Gdy żona Danny`ego ginie w wypadku samochodowym, w tej jednej tragicznej chwili Danny zostaje wdowcem. I samotnym ojcem jedenastoletniego chłopca, Willa, który od dnia śmierci matki nie wypowiedział ani jednego słowa. Od tego zdarzenia minął już rok; ten trudny zarówno dla ojca, jak i syna czas żałoby dodatkowo potęguje milczenie Willa oraz problemy finansowe Danny`ego, który nagle traci pracę, a sterta niezapłaconych rachunków z każdym tygodniem robi się coraz większa. Groźba eksmisji i połamanych nóg przybiera coraz realniejsze kształty, dlatego też Danny, nie mogąc znaleźć ?normalnej? pracy postanawia zostać ulicznym artystą - tańczącą w parku pandą. Gdy taniec za drobniaki wrzucane do koszyczka przez parkowych spacerowiczów staje się realną szansą na poprawę rodzinnych finansów, dodatkowo staje się rzecz niezwykła - Will swoje pierwsze od roku słowa kieruje właśnie do ukrywającego swoją tożsamość, przebranego za pandę ojca. Nadzieja na powrót do normalności i poprawę stosunków ojca z synem odżywa w jednej chwili.
"Mój tata panda" to książka, którą przeczytałem w dwa dni. Odkładając ją choć na chwilę, już nie mogłem się doczekać momentu, gdy ponownie zanurzę się w świat Danny`ego i Willa. Bo ta historia naprawdę mnie wciągnęła.
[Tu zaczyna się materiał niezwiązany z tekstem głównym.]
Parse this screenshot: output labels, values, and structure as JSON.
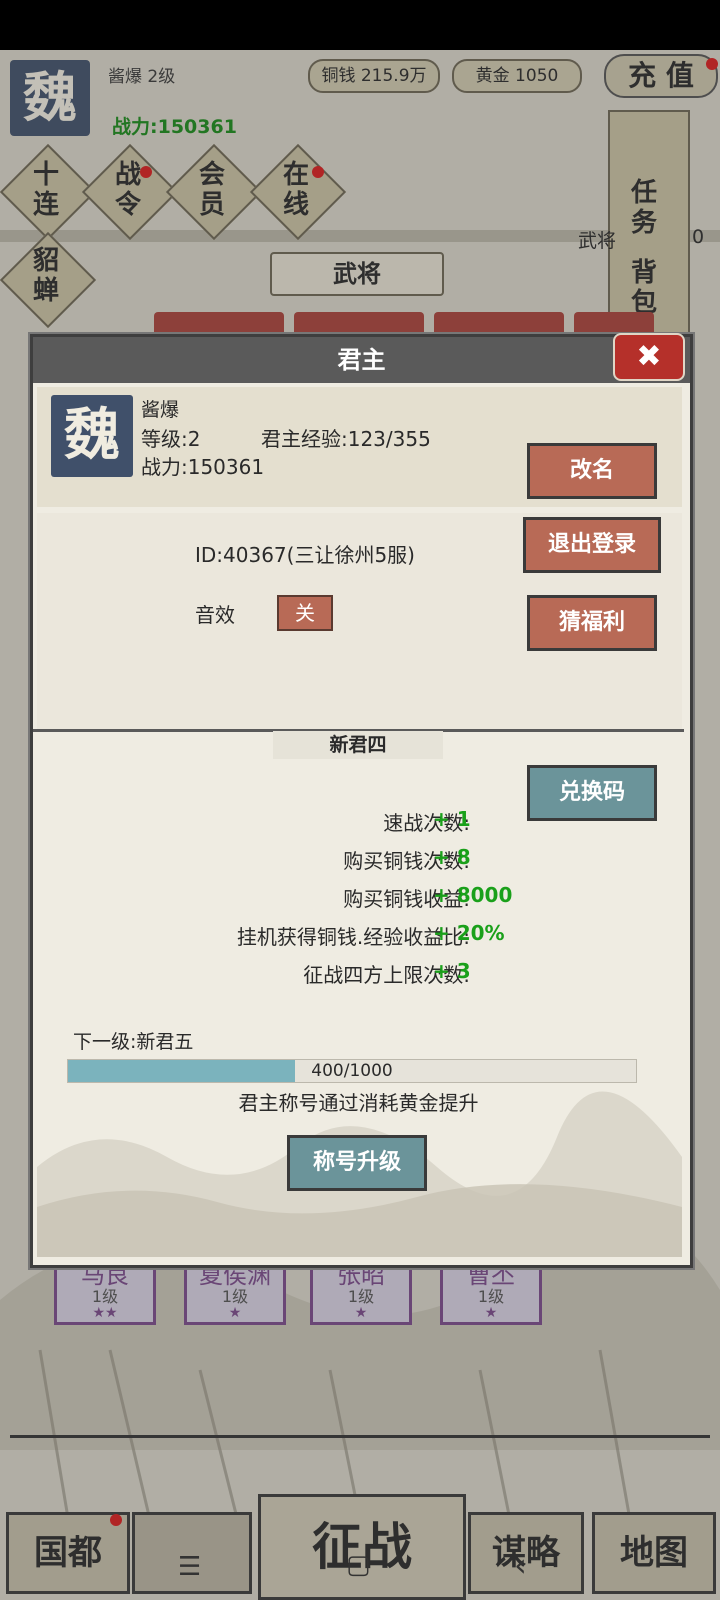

Przede wszystkim dlatego, że napisana jest świetnym, przystępnym językiem, z naturalnymi, bardzo życiowymi dialogami. W nurcie szarej życiowej codzienności pojawia się i smutek, i radość, są łzy, ale jest i śmiech; spod narracyjnego humoru ewidentnie przebija tragizm człowieka, któremu świat wali się na głowę. Jest to książka bijąca w czytelnika pełną gamą emocji, od wzruszenia po szczery śmiech, ale wiecie, co jest tutaj największą wartością? Nadzieja. Tak, nadzieja, słowo w wielu przypadkach będące jedynie pustym sloganem, ale tutaj emanujące swoją siłą z każdej zadrukowanej strony.
I choćby właśnie przez tę nadzieję "Mój tata panda" tkwi dosłownie pośrodku mojego książkowego regału, bym mógł co jakiś czas rzucić okiem na okładkę, przypomnieć sobie dzieje Danny`ego i Willa, uśmiechnąć się i rzec sam do siebie, że życie wcale nie jest takie złe, że z każdym problemem można sobie jakoś poradzić, i że z każdego dołka można się w końcu wygrzebać.